As a child, Eric Liu figured out that his skin color and unmanageably straight hair were symbols of a difference that went well below the surface.

At home, his family spoke Chinglish (a fractured Chinese English). They taught him manners impeccable for someone living in Nanjing, where his father was born. But in the mostly white suburb of Poughkeepsie, N.Y., where his immigrant Asian parents settled in the 1960s, it was not considered polite to shovel rice directly into one's mouth from a hand-held bowl.

Liu's new book, "The Accidental Asian: Notes of a Native Speaker" (Random House, 203 pages, $23), is more than a reminiscence of growing up Asian in America.
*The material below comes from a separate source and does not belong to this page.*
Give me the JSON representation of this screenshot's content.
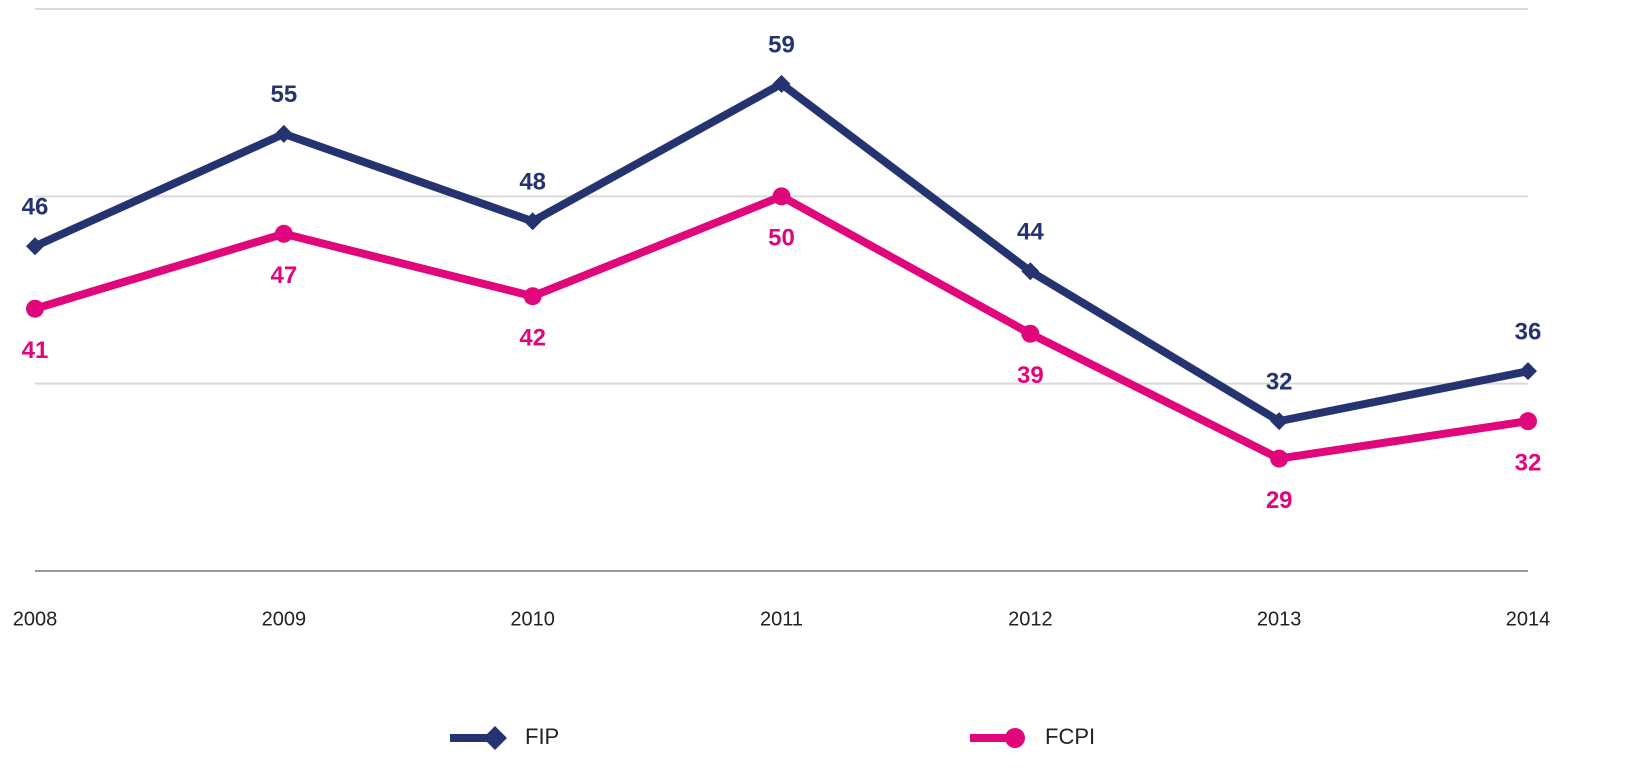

It is an homage to Liu's Chinese-ness, and to America, where he was born, and where he became President Clinton's youngest speech writer and a TV pundit well before the age of 30.

In grade school, he learned American language and manners. In high school, he joined the orchestra, the wrestling team, the science club, the school paper. "I thought I was defying the stereotype of the Asian-American male as a one-dimensional nerd," he writes. "But in the eyes of some, I suppose, I was simply another Asian overachiever."

By the time he went to Yale, he had left his fears of racial prejudice behind him and began to imagine himself "beyond race." But of course he wasn't. Unflattering stereotypes popped up again: "that we are math and science geeks . . . unknowable and potentially treacherous." He again tried to chip away at the myths by being the extreme opposite. "The irony was that in working so hard to defy stereotype I became a slave to it."

Through all his growing-up years, he embraced both the warmth and security of his Asian family and the exhilaration of the almost totally non-Asian world in which he traveled. He pondered the tough questions that neither priest nor parent can easily answer: What does it mean to be Chinese? "Where does Chinese-ness reside?" His ruminations on identity and racial memory pepper this book, along with thoughts on how America transforms the people who come here, and how it is transformed by them.

Somewhere along the way, Liu realized he no longer could claim to be Chinese at his core. Neither could he claim to be--nor did he desire to be--white. America has had its way with him. He has assimilated. And he doesn't define that as something bad.

Now 29, attending Harvard Law School, he calls assimilation "an act of creation." He mentally leapfrogs to a post-ethnic America where the races are blended, yet racial identity is revered. It is an optimist's vision: "Something new is emerging in America . . . [It is] no longer white, nor will it ever be white again." And it can be the strongest, most successful nation in the world precisely because it is forged of racial amalgams.

None of this will make the bigots happy. But it is happening without them. Liu notes that close to 50% of Asian Americans under 35 now marry non-Asians--"which promises rather quickly to change the meaning of race."